Outside Park Deli  Image: Julia Moak

As New York City, and North Brooklyn in particular, go through massive socioeconomic changes, it’s become very common to hear cries of outrage about gentrification. Since the infamous rezoning in the mid-aughts, Greenpoint/Williamsburg has seen ever-rising rents and an influx of residents (myself included, I arrived here in 2009 from my family home of northeast Queens). This trickles down into situations like the one occurring with the Park Deli (209 Nassau Ave). But sometimes, the story isn’t a “greedy landlord” or “gentrification,” but rather a situation much more complex and completely normal.

Hildegard and Rudolph Daempfle receiving the Borough of Brooklyn Award in 1987  Image: Thomas Handschiegel

There’s no doubt that Park Deli is a Greenpoint institution. Opened in 1931 by German-American William Mullenbrock, the deli has served reasonably priced German-style food ever since. What was Mullenbrock Deli changed hands in the 1950s, and at some point, acquired the name “Park Deli.”
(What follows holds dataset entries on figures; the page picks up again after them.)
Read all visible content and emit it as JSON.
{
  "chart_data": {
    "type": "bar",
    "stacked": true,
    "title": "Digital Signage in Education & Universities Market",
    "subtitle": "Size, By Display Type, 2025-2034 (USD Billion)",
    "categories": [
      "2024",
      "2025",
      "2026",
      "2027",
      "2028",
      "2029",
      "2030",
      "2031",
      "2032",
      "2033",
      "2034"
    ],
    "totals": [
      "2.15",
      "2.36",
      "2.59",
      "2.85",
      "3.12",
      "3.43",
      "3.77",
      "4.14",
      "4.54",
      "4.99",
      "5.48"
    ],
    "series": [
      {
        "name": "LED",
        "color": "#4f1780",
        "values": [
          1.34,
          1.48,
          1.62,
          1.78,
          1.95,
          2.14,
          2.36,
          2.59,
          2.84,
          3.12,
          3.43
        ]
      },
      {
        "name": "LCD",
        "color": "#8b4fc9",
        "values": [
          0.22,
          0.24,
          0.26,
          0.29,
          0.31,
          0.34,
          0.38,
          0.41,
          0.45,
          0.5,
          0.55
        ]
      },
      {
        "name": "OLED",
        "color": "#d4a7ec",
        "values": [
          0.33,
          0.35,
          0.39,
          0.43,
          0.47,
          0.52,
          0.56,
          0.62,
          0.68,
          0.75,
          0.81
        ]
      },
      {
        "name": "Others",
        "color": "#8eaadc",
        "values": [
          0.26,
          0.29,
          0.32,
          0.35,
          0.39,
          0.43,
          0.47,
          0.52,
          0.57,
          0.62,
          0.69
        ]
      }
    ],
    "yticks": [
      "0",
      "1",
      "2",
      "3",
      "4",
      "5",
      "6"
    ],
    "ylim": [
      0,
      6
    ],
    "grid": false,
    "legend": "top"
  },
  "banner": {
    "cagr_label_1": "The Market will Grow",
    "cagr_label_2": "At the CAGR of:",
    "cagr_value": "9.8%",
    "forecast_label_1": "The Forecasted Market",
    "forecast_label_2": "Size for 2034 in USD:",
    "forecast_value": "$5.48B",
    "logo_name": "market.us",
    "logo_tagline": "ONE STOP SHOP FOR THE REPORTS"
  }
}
Image: Thomas Handschiegel

Last week, the neighborhood got word that Krystyna Godawa, the current owner and occupant of Park Deli, was being asked to vacate the spot. The landlord in this situation, Hildegard Daempfle, is the former owner of the Park Deli herself. Her and her husband, Rudolph, ran the deli before buying the property in 1986 with a $40,000 mortgage. They did turn the deli over to their son Rudy as they got older. Rudy handed it over in 2000 to a former deli employee, and then it went on to Krystyna about a decade ago.

Like that rezoning, property taxes in this city have skyrocketed, further complicating both commercial and residential rents. The rent Hildegard allowed as rent for a decade is simply unsustainable for the property. When it came time to renew the lease, she did what any landlord would do who cannot make ends meet and doesn’t want to sell: she asked for more money. In fact, the rent being asked is about $20 less per square foot than the average for that side of McGuinness Boulevard. Hildegard knows all too well how hard it is to have a small business in New York City, and she also is fond of Park Deli for her own personal reasons. Any potential new tenants will have deep ties to the neighborhood, and will hopefully be keeping the space as a deli, not anything else. While this is a very unfortunate situation, it is one that happens.